A Tanager Afternoon

This afternoon, warm and breezy, with a drowsy blue sky and only a few small, high white clouds, the calls of both Scarlet and Summer Tanagers laced through the green leaves of the woods on the edge of our back yard – the electric CHIK-brrrr of Scarlet Tanagers and the quiet, percusive pik-a-tuk calls of Summer Tanagers. Among the most evocative sounds of summer, Tanager calls are subtle, seldom noticed, not music, but the real gossip of the woods, the conversation between members of a pair as they move through the trees.

A Mourning Dove cooed. A male Ruby-throated Hummingbird came often to the feeder hanging from the back deck – and once this afternoon, a female came to the feeder, too. For some reason, we have rarely seen a female so far, even though a male comes frequently.

In the distance, Chickadees and Titmice chattered. Closer, a pair of Cardinals peeped, and Chimney Swifts chittered overhead.
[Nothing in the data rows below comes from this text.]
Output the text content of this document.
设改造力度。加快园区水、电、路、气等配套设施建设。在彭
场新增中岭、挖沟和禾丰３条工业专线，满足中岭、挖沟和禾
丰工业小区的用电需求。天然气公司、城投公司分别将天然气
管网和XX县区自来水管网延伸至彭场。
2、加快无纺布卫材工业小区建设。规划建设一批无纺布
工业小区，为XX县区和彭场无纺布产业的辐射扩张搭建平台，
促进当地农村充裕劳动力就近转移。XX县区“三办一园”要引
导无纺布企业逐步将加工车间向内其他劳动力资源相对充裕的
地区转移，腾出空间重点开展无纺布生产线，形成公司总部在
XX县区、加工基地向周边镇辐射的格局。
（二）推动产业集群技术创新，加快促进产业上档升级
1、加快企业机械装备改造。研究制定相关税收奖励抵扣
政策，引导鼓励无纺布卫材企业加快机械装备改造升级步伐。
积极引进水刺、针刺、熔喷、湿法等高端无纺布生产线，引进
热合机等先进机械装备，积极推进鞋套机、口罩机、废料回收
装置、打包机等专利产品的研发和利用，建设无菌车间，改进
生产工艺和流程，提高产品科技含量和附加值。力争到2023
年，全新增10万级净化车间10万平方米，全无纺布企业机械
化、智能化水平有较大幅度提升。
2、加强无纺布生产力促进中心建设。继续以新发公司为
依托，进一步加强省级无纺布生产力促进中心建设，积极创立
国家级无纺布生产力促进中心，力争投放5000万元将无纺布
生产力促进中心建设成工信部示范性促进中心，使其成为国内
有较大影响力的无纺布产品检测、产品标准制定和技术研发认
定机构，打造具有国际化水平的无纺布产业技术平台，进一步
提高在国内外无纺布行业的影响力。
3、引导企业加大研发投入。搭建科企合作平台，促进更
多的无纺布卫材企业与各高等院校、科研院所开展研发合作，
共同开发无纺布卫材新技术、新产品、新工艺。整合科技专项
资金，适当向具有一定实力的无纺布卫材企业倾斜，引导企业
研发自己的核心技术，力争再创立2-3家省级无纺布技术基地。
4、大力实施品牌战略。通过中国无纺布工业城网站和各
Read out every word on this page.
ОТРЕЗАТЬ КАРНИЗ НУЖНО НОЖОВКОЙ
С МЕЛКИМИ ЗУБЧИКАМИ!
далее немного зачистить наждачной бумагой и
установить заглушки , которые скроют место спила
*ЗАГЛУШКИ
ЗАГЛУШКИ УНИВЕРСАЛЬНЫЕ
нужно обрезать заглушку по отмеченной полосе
A Carolina Wren sang, and another answered. A Red-bellied Woodpecker rattled. A Great Crested Flycatcher called Breet! Out in the front yard, Chickadee parents continue to feed young in the hanging ceramic nest in the pecan tree. The forecast for this afternoon was 90 degrees, and it felt close to that. It looked and felt like a summer day.

Then a Summer Tanager pair flew into an oak on the edge of the yard – one of the first times I’ve seen them this season. They sat on separate branches, both in full view, the male rose-red, the female dull yellow-orange and olive, both with stout, long bills. They sat for a few minutes, each just looking around, then flew back into the woods, and began to call pik-a-tuk, or pi-tuk, pi-tuk, back and forth again.